For the first time since the previous day, genuine happiness threatened to tickle my mood. At the door was Evan, a trademark smile on his face.
"Do you have a death wish or something, you absolute fucking idiot?" were the first words out of his mouth, followed by, "Don't get me wrong, I'm happy you're not worse off, but it's practically criminal they allowed you to trade in your Texas drivers' license for a Montana one."
I couldn't help but laugh at the playful verbal lashing I was receiving; I mean, Evan couldn't help but bring humor to any situation.
"You can just fuck the fuck right off, asshole," I retorted, "I'm just dumb, trying to drive home in the middle of the night.
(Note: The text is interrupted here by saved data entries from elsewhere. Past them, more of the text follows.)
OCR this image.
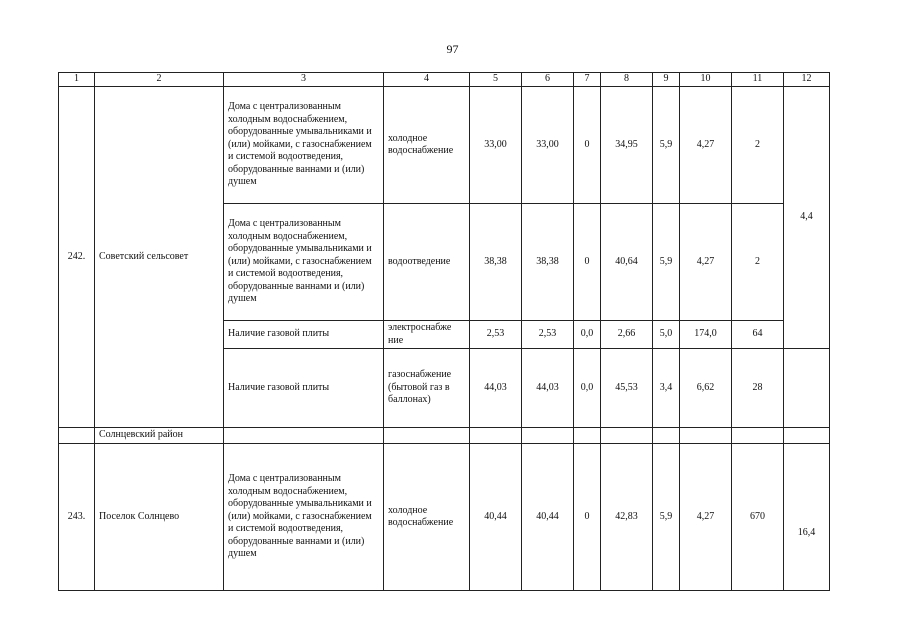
97
1	2	3	4	5	6	7	8	9	10	11	12
242.	Советский сельсовет	Дома с централизованным холодным водоснабжением, оборудованные умывальниками и (или) мойками, с газоснабжением и системой водоотведения, оборудованные ваннами и (или) душем	холодное водоснабжение	33,00	33,00	0	34,95	5,9	4,27	2	4,4
		Дома с централизованным холодным водоснабжением, оборудованные умывальниками и (или) мойками, с газоснабжением и системой водоотведения, оборудованные ваннами и (или) душем	водоотведение	38,38	38,38	0	40,64	5,9	4,27	2	
		Наличие газовой плиты	электроснабже ние	2,53	2,53	0,0	2,66	5,0	174,0	64	
		Наличие газовой плиты	газоснабжение (бытовой газ в баллонах)	44,03	44,03	0,0	45,53	3,4	6,62	28	
	Солнцевский район										
243.	Поселок Солнцево	Дома с централизованным холодным водоснабжением, оборудованные умывальниками и (или) мойками, с газоснабжением и системой водоотведения, оборудованные ваннами и (или) душем	холодное водоснабжение	40,44	40,44	0	42,83	5,9	4,27	670	16,4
In the snow. On New Year's Eve."
"I'd say," Evan muttered, rolling his eyes. "So the obvious question is, why? I thought you were staying with Luke and Nora's family until tomorrow?"
My eyes again focused on the bland painting across from me, intent upon not meeting Evan's gaze. "I got in an argument with Luke and decided it was best to...get some space."
He looked half-skeptical, half exasperated. "And that's the story you're going with. Nothing more?" Evan raised his eyebrows, not unlike my father had done earlier.
A moment passed as I wrestled with the decision on how much to tell Evan. Finally, I decided that some more of the vague truth was my best path forward. "It was something personal. Private. A serious disagreement. Something like that. And I'm not sure we can move past it."
Evan's expression went from suspicious to downright amused. "So what is it about Luke that's got you by the balls right now, 'cause you look like a lovebird that's found trouble in paradise."
My jaw quite literally dropped and my eyes grew wide. FUCK. He had me, somehow.
"I...I didn't think it was that obvious..." I mumbled, looking down, not trusting myself to say anything more.